Bitcoin’in sihiri ne?
- Aslında bir muhasebe sistemi. Her şey herkese açık bir deftere işleniyor.
- Ortak bir uzlaşı içinde o defteri takip ederek güncelleyecek tüm bilgiyi depolayacak bir aracıya duyulan ihtiyacı ortadan kaldırıyor. Bir anlamda banka yolsuzluğunu, devleti ortadan kaldırıyor. (Yani 2008’de başlayan finansal krizin baş sorumlularını)
- Uçtan uca elektronik para. Üçüncü bir aracıya gerek yok. Kolay transfer ediliyor, takip edilemiyor.
- Enflasyondan arındırılmış, sınırlı sayıdaki üretimi belki de en cazip özelliği.
- Devleti ve bankaları güçsüz kılan, bireyi güçlendiren bir sistem.
- Sistemdeki tüm bilgisayarlar blockchain defterinin yönetimine katılıyor. Böylece tüm dijital ödemelerin kaydını tutan canlı yaşayan bir belge oluşuyor.
- Bilgi tek bir merkezde olmadığı için hack’lenmesi mümkün değil demeyelim ama imkansıza yakın.
Günah para birimine devletler ne diyecek?
Son yıllarda günahlarından arınsa da Bitcoin hâlâ insanlara ve işletmelere kontrol mekanizmaları olmaksızın, üstelik kimlik denetiminden bağımsız yeni bir uluslararası, hızlı ve güvenilebilir platform sunmayı başardığı için merkez bankaları için bir tehdit. Bitcoin Blockchain ağının tasarımı gereği üzerinde oluşturulan kişilere ait cüzdan bilgileri için gerçek kimlik bilgileri talep etmiyor. Bitcoin, Blockchain ağına giren bir kişinin gerçek hayatta kim olduğunu bilmiyor. Sadece ağ yapısını inceleyerek pratik olarak Bitcoin sahibini bulmak da neredeyse imkansız. Tüm dünyada pek çok ülke bu bilgileri analiz etmek ve gerçek kimlikler ile eşleştirebilmek için çalışmalar yürütüyor. Zira Bitcoin her ne kadar artık günahların para birimi olarak tarif edilmese de devletler kendi kontrolleri dışında bir değer transferinin gerçekleşmesini güvenlik ve istihbarat açısından doğru bulmuyor.
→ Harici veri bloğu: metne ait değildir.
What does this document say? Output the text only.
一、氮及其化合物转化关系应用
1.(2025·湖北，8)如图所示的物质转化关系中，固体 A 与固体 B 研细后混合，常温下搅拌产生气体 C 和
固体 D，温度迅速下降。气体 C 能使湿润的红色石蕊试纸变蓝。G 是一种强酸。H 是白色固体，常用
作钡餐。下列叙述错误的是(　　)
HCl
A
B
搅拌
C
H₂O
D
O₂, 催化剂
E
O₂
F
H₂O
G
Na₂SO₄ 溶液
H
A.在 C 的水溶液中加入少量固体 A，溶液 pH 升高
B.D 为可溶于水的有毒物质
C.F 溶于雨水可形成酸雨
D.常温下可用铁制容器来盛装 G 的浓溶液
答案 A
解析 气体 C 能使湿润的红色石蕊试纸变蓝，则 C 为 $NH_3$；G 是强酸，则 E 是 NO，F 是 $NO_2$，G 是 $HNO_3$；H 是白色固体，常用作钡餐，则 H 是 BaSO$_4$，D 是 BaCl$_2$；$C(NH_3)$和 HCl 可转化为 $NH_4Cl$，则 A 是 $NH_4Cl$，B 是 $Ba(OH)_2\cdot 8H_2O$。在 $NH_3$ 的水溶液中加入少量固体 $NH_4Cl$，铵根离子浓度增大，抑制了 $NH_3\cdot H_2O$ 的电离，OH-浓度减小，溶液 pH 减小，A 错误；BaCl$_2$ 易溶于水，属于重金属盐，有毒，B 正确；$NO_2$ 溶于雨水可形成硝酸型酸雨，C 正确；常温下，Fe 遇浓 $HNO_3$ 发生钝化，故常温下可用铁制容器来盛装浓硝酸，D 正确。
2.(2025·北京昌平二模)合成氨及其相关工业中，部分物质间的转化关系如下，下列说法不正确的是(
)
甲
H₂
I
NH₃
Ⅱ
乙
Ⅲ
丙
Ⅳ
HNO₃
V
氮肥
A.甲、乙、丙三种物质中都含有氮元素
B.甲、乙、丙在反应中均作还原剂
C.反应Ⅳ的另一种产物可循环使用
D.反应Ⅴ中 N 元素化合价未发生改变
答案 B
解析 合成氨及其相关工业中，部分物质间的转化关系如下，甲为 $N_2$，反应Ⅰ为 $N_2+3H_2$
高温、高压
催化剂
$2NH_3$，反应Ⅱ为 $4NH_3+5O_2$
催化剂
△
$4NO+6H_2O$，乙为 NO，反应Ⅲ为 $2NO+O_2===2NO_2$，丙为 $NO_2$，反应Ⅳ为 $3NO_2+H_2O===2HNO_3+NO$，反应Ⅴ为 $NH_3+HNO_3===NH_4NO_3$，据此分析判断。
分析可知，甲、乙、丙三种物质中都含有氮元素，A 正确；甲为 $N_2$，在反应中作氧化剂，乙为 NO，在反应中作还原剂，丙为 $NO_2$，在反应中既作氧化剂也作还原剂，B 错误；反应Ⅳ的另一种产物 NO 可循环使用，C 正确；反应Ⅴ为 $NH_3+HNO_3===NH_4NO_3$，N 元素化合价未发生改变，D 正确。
Yani yarın öbür gün devletler Bitcoin ya da benzeri kripto paraları sakıncalı ilan edebilirler. İşte o zaman psikolojik olarak Bitcoin’in değerinde ciddi bir geri çekilme yaşanabilir. Bitcoin de aslında bu gibi bir tehdide karşı kendi önlemlerini alıyor. Blockchain platformu üzerinde kullanıcıların farklı işlemlerini tek bir işlem altında toparlayarak gerçekleştirilmesini, bu sayede kullanıcı bazında girdi-çıktı ilişkisinin takibinin yapılamamasını sağlayan formüller geliştiriliyor. Blockchain ağları güçlü şifreleme servisleri ile birlikte kullanıldığında kimlik takibini güçleştirmekte ve kişilerin anonim kalması için cazip bir seçenek sunuyor. Bakalım devletler ve merkez bankaları kripto paralara daha ne kadar sessiz kalacaklar.